A remarkable 24 hours in Spanish football saw the national team coach announce a move to Real Madrid, then get sacked and replaced by his boss
Well, that escalated quickly.
On Monday, Spain seemed ready to go as La Roja completed final preparations before Friday’s kick-off against Portugal in their opening World Cup game. On Tuesday, Real Madrid broke the news that Spain’s manager, Julen Lopetegui, would move to Real’s bench after the tournament.
On Wednesday, the Spanish Federation announced the sacking of Lopetegui and then his replacement – former player Fernando Hierro, who had been in charge of the sporting direction of the national side.
Controversy immediately sparked after Real Madrid’s dynamite statement torched the peaceful (to that point) gathering of the national team in Krasnodar. Mobile phones rang like crazy and text messages were delivered with lightning speed.
The players themselves didn’t know what the heck was going on. Only a handful of individuals, obviously including Julen Lopetegui and Sergio Ramos knew about talks between the manager and Los Blancos. They wanted to prevent leaks, but ultimately the official statement only added fuel to an already huge bonfire.
— Selección Española de Fútbol (@SeFutbol) June 13, 2018
With a crisis developing, Luis Rubiales – rookie Spanish federation president who has been in charge for only a month – felt absolutely devastated. And betrayed. Rubiales had been keen on sealing a future with Lopetgui and was ecstatic to announce the manager’s contract extension until 2020 just three weeks before. That snapshot was surely on his mind when he learned, “only 5 minutes before Real made it official”, that his coach was going to jump ship potentially a couple of weeks later.
It’s not the first time that ethics, protocol and elegance are discussed with football as their backdrop. In this case, it seems quite clear that Real Madrid’s president, Florentino Pérez, lacks the former and despises the latter, giving absolutely zero relevance to the fact that Spain would debut in Russia only 72 hours after the announcement.

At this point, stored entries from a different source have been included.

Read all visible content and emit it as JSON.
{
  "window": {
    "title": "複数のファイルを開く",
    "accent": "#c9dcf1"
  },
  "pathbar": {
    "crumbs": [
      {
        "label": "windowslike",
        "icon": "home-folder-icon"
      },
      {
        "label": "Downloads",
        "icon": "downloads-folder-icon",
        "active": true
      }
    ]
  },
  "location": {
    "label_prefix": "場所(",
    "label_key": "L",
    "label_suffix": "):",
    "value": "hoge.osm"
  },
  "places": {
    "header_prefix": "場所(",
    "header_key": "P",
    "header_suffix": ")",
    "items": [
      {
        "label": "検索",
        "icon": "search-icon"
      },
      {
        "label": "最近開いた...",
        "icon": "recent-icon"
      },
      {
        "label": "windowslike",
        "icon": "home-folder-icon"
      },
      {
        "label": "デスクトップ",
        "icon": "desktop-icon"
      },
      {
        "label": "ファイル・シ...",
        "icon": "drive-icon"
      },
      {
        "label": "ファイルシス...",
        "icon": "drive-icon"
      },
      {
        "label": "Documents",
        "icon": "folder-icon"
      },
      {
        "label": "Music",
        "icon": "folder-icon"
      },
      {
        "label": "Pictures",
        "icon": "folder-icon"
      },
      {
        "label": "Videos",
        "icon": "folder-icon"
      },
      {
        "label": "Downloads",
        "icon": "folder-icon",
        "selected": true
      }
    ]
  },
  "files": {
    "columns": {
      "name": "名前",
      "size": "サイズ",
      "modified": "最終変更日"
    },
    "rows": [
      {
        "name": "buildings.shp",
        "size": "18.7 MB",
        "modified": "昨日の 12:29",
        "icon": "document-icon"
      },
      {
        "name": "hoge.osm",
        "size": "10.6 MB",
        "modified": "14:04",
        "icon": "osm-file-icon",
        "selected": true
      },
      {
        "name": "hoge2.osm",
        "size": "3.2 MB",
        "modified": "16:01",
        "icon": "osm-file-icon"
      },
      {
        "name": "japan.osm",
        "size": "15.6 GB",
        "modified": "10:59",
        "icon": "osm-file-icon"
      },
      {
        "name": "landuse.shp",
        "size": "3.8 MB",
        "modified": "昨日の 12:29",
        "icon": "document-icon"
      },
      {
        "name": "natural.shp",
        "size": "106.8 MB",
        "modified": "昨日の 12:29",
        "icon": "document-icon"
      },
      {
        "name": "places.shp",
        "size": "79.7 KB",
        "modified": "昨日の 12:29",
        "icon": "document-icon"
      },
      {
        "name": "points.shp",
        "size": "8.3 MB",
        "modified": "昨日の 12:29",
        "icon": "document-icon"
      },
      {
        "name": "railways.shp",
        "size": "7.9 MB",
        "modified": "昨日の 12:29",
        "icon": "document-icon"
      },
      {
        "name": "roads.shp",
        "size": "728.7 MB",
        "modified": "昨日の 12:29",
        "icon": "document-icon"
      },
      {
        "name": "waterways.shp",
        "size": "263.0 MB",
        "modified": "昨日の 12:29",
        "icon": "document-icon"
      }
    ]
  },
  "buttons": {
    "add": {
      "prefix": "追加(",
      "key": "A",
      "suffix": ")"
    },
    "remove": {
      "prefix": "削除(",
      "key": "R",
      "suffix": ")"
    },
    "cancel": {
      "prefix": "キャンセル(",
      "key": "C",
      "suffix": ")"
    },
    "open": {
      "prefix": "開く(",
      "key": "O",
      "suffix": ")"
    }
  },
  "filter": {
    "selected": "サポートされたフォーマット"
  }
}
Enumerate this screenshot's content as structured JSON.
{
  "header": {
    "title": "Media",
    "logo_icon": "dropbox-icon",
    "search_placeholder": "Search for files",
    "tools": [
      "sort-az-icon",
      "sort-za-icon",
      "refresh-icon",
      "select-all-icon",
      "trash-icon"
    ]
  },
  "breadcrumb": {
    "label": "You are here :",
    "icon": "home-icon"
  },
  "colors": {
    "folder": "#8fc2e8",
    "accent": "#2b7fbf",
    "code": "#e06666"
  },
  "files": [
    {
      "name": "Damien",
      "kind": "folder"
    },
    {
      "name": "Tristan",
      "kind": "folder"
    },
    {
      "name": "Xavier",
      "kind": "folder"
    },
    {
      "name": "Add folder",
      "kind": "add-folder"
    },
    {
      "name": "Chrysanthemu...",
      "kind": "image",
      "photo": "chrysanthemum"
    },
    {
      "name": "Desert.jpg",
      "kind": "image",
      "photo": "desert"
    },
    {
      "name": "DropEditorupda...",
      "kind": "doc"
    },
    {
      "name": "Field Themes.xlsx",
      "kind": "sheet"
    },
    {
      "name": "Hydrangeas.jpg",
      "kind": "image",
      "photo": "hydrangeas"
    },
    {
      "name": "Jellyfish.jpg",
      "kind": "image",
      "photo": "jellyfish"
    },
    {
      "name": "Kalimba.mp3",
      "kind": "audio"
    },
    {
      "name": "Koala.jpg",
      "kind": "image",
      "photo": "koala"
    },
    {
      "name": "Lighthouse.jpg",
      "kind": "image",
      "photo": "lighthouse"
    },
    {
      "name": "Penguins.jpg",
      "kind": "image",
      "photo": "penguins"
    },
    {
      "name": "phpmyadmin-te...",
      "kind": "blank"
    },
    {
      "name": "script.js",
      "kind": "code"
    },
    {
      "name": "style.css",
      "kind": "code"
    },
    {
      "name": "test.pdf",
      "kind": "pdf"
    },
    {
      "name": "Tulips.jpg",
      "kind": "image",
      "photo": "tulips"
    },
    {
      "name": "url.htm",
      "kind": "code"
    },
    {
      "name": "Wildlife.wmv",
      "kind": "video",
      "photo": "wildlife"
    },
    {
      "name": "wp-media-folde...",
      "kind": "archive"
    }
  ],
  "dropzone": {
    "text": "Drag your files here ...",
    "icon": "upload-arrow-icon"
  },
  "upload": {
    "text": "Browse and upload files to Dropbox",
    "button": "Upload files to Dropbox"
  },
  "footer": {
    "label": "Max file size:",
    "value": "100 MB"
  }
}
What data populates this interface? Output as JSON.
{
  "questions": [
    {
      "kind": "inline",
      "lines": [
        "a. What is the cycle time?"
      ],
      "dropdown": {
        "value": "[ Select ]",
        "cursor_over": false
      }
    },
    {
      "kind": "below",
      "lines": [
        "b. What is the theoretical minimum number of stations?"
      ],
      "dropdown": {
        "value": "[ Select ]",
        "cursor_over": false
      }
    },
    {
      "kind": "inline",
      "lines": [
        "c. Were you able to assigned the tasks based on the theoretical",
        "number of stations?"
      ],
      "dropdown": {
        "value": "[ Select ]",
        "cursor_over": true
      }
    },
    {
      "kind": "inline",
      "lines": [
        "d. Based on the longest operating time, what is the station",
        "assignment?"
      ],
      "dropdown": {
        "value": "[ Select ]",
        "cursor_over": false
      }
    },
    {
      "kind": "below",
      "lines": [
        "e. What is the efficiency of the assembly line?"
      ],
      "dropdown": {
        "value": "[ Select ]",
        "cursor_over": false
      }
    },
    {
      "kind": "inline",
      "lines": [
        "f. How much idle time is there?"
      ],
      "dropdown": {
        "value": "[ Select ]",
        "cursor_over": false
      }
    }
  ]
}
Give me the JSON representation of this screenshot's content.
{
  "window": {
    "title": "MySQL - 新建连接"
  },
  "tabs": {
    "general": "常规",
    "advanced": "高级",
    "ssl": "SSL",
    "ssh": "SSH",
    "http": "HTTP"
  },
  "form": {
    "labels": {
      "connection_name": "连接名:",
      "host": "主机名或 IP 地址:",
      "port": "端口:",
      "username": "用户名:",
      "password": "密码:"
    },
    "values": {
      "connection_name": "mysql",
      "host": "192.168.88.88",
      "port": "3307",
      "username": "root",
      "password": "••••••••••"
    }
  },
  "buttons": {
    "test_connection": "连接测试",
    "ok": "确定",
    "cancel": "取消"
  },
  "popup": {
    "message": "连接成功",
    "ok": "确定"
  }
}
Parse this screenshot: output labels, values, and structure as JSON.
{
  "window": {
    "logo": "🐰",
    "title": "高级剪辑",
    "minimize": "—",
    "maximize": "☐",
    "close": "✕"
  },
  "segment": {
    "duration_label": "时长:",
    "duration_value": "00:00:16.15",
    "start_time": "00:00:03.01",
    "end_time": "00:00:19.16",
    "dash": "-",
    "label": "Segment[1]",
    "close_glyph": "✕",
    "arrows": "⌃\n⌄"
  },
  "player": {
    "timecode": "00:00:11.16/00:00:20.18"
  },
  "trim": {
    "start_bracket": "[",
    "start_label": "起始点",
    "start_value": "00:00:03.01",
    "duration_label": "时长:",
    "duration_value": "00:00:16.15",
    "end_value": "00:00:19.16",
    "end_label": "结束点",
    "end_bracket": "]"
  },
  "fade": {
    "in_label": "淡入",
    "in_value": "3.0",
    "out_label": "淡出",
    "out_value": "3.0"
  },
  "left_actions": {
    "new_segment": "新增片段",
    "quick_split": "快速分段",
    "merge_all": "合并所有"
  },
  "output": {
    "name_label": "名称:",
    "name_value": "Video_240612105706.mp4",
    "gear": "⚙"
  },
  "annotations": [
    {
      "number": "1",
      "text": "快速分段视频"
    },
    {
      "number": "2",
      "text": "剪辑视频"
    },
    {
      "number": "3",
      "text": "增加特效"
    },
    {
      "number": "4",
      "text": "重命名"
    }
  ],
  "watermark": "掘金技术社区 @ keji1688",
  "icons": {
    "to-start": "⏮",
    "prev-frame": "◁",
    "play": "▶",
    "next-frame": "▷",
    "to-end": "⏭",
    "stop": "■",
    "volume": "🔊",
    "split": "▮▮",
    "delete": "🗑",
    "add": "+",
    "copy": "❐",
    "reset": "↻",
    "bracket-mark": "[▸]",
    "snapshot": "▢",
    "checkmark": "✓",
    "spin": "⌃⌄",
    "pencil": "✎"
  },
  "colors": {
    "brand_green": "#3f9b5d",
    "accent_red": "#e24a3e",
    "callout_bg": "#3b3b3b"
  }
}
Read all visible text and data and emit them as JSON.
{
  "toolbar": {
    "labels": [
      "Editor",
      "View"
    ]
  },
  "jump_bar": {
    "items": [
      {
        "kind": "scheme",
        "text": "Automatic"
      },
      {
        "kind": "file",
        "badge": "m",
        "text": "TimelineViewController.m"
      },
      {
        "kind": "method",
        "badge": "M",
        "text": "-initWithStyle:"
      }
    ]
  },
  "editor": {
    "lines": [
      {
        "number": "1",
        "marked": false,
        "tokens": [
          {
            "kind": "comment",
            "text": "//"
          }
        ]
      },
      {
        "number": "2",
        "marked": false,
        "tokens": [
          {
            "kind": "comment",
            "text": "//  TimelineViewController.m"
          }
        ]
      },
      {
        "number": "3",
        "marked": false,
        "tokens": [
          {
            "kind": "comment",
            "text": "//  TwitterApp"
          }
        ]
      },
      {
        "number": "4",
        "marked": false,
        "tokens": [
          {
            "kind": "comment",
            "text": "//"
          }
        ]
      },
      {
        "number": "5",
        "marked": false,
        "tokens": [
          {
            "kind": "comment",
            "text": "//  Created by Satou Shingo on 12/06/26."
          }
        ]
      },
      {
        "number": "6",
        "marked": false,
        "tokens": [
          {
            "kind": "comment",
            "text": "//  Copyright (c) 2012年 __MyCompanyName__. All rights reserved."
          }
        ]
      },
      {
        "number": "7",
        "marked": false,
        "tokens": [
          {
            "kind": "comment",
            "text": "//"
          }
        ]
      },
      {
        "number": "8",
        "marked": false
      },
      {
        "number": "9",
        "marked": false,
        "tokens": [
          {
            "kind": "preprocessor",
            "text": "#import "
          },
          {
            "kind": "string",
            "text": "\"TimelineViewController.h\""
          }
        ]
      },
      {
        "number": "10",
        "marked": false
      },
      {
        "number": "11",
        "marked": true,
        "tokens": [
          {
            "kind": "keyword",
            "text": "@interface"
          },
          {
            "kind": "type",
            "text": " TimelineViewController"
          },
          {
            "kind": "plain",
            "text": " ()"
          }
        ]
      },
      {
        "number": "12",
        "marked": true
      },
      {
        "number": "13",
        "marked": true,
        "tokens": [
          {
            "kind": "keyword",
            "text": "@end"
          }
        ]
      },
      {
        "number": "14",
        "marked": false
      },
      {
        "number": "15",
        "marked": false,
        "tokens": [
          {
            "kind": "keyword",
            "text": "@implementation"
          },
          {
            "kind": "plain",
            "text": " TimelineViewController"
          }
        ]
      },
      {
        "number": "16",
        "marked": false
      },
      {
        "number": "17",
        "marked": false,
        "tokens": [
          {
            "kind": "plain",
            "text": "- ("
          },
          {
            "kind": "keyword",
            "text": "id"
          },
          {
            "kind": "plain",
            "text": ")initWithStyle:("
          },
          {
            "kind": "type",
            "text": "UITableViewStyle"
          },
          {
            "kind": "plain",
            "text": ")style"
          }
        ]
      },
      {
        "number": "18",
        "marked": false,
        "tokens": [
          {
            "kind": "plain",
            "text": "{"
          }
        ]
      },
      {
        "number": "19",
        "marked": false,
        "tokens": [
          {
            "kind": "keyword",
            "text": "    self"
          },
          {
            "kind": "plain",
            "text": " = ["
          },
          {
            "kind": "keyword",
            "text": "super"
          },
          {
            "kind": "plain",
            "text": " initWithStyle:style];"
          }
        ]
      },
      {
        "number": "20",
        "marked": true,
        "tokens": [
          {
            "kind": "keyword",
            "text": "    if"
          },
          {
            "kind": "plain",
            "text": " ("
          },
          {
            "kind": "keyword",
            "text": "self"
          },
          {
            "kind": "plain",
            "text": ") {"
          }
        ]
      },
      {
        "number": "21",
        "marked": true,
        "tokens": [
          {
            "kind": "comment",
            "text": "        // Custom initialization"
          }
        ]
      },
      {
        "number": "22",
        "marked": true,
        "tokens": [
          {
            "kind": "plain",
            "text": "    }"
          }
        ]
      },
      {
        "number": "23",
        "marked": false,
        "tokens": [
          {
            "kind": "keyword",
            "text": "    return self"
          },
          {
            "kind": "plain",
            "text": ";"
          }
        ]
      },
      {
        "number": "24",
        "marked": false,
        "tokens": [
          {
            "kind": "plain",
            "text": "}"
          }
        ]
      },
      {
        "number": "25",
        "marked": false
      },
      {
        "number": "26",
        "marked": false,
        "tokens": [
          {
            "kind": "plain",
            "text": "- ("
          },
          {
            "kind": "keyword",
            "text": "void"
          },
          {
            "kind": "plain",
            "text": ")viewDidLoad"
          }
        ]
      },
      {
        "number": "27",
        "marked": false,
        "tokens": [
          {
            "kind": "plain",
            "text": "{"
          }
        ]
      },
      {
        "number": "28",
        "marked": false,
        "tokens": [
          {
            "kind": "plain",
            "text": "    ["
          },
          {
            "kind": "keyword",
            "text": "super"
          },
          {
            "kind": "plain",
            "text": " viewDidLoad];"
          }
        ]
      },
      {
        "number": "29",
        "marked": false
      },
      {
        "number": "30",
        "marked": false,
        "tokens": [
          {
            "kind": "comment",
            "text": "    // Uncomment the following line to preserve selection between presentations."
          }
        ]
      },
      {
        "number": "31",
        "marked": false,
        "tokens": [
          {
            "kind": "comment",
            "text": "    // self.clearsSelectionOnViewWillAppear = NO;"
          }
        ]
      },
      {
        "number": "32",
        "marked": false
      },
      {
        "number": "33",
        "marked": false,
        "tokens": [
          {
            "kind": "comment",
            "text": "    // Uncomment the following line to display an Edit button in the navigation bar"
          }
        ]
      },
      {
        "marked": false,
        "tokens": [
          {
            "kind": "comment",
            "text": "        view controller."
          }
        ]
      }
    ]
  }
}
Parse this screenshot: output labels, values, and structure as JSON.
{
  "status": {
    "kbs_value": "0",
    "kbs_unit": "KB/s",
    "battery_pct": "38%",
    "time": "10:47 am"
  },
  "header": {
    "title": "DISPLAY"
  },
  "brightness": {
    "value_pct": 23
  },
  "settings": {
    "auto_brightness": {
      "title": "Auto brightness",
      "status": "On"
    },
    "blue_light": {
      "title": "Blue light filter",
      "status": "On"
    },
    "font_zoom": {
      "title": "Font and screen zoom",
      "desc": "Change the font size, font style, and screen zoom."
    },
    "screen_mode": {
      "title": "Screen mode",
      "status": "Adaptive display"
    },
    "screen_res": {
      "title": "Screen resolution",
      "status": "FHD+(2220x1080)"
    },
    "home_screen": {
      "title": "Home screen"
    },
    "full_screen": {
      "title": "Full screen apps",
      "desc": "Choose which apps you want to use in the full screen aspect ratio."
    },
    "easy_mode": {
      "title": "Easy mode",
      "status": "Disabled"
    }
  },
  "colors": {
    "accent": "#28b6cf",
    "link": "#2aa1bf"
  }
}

A shocking piece of news that would surely affect the environment and day-to-day inner-workings of La Selección.
What would non-Madridista players think? What would fans who heavily criticised some of the players taken to Russia believe about the manager’s integrity? Tensions, backstabbing and an overall lack of trust were going to make themselves at home inside the locker room.
— Real Madrid C.F. (@realmadrid) June 12, 2018
And that’s why Rubiales decided to behead Lopetegui. Plain and simple.
His words were harsh, but the point came across loud and clear: “Winning is important, recruiting the best talent is important, but the most important thing for us is how things are done”, said Rubiales in Wednesday’s tense press conference.
Within the Spanish Federation, Lopetegui’s move was perceived as a betrayal not because of the fact itself, but due to the way it was handled and announced, with total secrecy and without giving the heads-up to the board members.
After thanking Lopetegui for his great job in the qualifiers (he has been sacked without losing a single game in two years), he was fired on the spot. Even if some of the players in the squad asked Rubiales to keep him for the tournament.
Who is to blame for this?
The Spanish football community is divided between those who think the firing is the right choice and those who believe Lopetegui should have seen it through to the end of the World Cup. Real Madrid’s high profile and vast resources amongst national outlets have allowed them to come out of the ordeal pretty unscathed, even if they are the second party with most of the blame to foot. The main party responsible, however, is Lopetegui himself. This decision will haunt him throughout the rest of his managing career.
⏲ Five minutes ⏲
It was repeated over and over by Rubiales.
Timing was the trigger for Lopetegui's #ESP sacking.
And unleashing crisis in Krasnodar.
— MARCA in English (@MARCAinENGLISH) June 13, 2018
While the wound was still bleeding, Rubiales thought about handing the task to Albert Celades (in charge of the U-21 team), but finally settled for Fernando Hierro, which is actually quite a smart move. Hierro was one of the key ‘plumbers’ and silent links between the Federation and Spain’s squad during the 2008 Euro and 2010 World Cup wins.
However, his track record as a manager isn’t that impressive (he was sacked from Real Oviedo after a poor eighth place), and he doesn’t have the time to leave his imprint in this set-up. He will pick the starters, make the subs and overall try to stop the team from falling apart.
That enough would be a tremendous challenge for anyone…but don’t forget we’re talking about Spain here. Plenty of talent at hand. Inspiring, strong-personality leaders such as Sergio Ramos or Gerard Piqué. The Lopetegui affair has added a halo of unpredictability to an already top-seeded side. Who knows: maybe sacking the manager two days before debuting becomes the most inspired decision of this summer?